There are assortment tools to help define product and segment productivity. You want to get the categories optimized to the level where you’ve got the most productive SKUs driving consumer needs within each segment relative to their importance to the overall category.

Myth 4: Private Label Doesn’t Require the Same Rigor of Analysis
To be true to the assortment process, private label products need to stand the same test of the value they bring to each of the segments - and to the total category - to make sure that they are productive in the mix of products, and relevant to consumer needs.

A lot of times, we see that retailers want to hold their private label products off to the side in optimization, but that only denigrates the category productivity. To do quality assortment analysis, you need to look at the products in totality because private label plays a role, and national brands play a role, and you want to make sure that you are getting the most productive balance.

One example of a category with many new private label products is analgesics where you have lots of new forms and sizes of brands coming to the market, and then the private label versions follow very soon after.
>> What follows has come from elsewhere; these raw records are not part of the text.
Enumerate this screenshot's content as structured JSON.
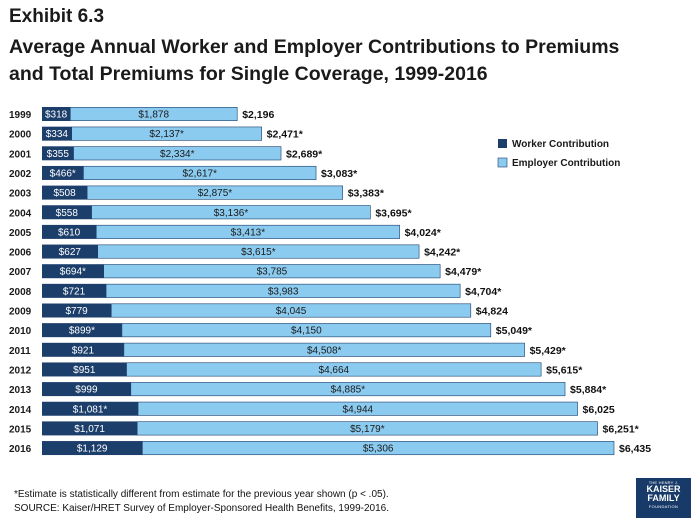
{
  "header": {
    "exhibit": "Exhibit 6.3",
    "title_line1": "Average Annual Worker and Employer Contributions to Premiums",
    "title_line2": "and Total Premiums for Single Coverage, 1999-2016"
  },
  "footer": {
    "note": "*Estimate is statistically different from estimate for the previous year shown (p < .05).",
    "source": "SOURCE:  Kaiser/HRET Survey of Employer-Sponsored Health Benefits, 1999-2016."
  },
  "logo": {
    "line0": "THE HENRY J.",
    "line1": "KAISER",
    "line2": "FAMILY",
    "line3": "FOUNDATION"
  },
  "colors": {
    "worker": "#1c3e6b",
    "employer": "#8ccbf0",
    "bar_border": "#1c3e6b"
  },
  "chart_data": {
    "type": "bar",
    "orientation": "horizontal",
    "stacked": true,
    "legend_position": "right",
    "categories": [
      "1999",
      "2000",
      "2001",
      "2002",
      "2003",
      "2004",
      "2005",
      "2006",
      "2007",
      "2008",
      "2009",
      "2010",
      "2011",
      "2012",
      "2013",
      "2014",
      "2015",
      "2016"
    ],
    "series": [
      {
        "name": "Worker Contribution",
        "values": [
          318,
          334,
          355,
          466,
          508,
          558,
          610,
          627,
          694,
          721,
          779,
          899,
          921,
          951,
          999,
          1081,
          1071,
          1129
        ],
        "labels": [
          "$318",
          "$334",
          "$355",
          "$466*",
          "$508",
          "$558",
          "$610",
          "$627",
          "$694*",
          "$721",
          "$779",
          "$899*",
          "$921",
          "$951",
          "$999",
          "$1,081*",
          "$1,071",
          "$1,129"
        ]
      },
      {
        "name": "Employer Contribution",
        "values": [
          1878,
          2137,
          2334,
          2617,
          2875,
          3136,
          3413,
          3615,
          3785,
          3983,
          4045,
          4150,
          4508,
          4664,
          4885,
          4944,
          5179,
          5306
        ],
        "labels": [
          "$1,878",
          "$2,137*",
          "$2,334*",
          "$2,617*",
          "$2,875*",
          "$3,136*",
          "$3,413*",
          "$3,615*",
          "$3,785",
          "$3,983",
          "$4,045",
          "$4,150",
          "$4,508*",
          "$4,664",
          "$4,885*",
          "$4,944",
          "$5,179*",
          "$5,306"
        ]
      }
    ],
    "totals": [
      2196,
      2471,
      2689,
      3083,
      3383,
      3695,
      4024,
      4242,
      4479,
      4704,
      4824,
      5049,
      5429,
      5615,
      5884,
      6025,
      6251,
      6435
    ],
    "total_labels": [
      "$2,196",
      "$2,471*",
      "$2,689*",
      "$3,083*",
      "$3,383*",
      "$3,695*",
      "$4,024*",
      "$4,242*",
      "$4,479*",
      "$4,704*",
      "$4,824",
      "$5,049*",
      "$5,429*",
      "$5,615*",
      "$5,884*",
      "$6,025",
      "$6,251*",
      "$6,435"
    ]
  }
}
Because of the newness of some of these products, people may not be fast adopters of the private label alternative, so those products may not do as well. You need to focus on products with a large consumer base, a large consumer draw, and a clear role for a private label alternative. Some of the niche brands just don’t fill the role as well.

Myth 5: Power SKUs are Easy to Get Right
It is easy to pick the fastest moving SKUs, but they are not always the most productive SKUs relative to the incremental value they bring to the category. To determine a power SKU, it is important to look at volume, growth, loyalty, and profitability. Those are the key drivers of the top SKUs. You can then get tools that will score which are the most productive SKUs or the power SKUs  in the category, so that you can make the right decision on shelf, and optimize the space available.

Shelves often get cluttered with non-value-added items and they choke the space intended for the power SKUs. The result? You are out of stock on the power SKUs, and there is too much inventory of the slower moving SKUs. In the ice cream category, for example, when you are out of stock on vanilla, you are out of stock on ice cream. It’s the driver of the category. You need to make sure that you have good representation of the power SKUs, and understand what the true power SKUs are, based on velocity and incrementality.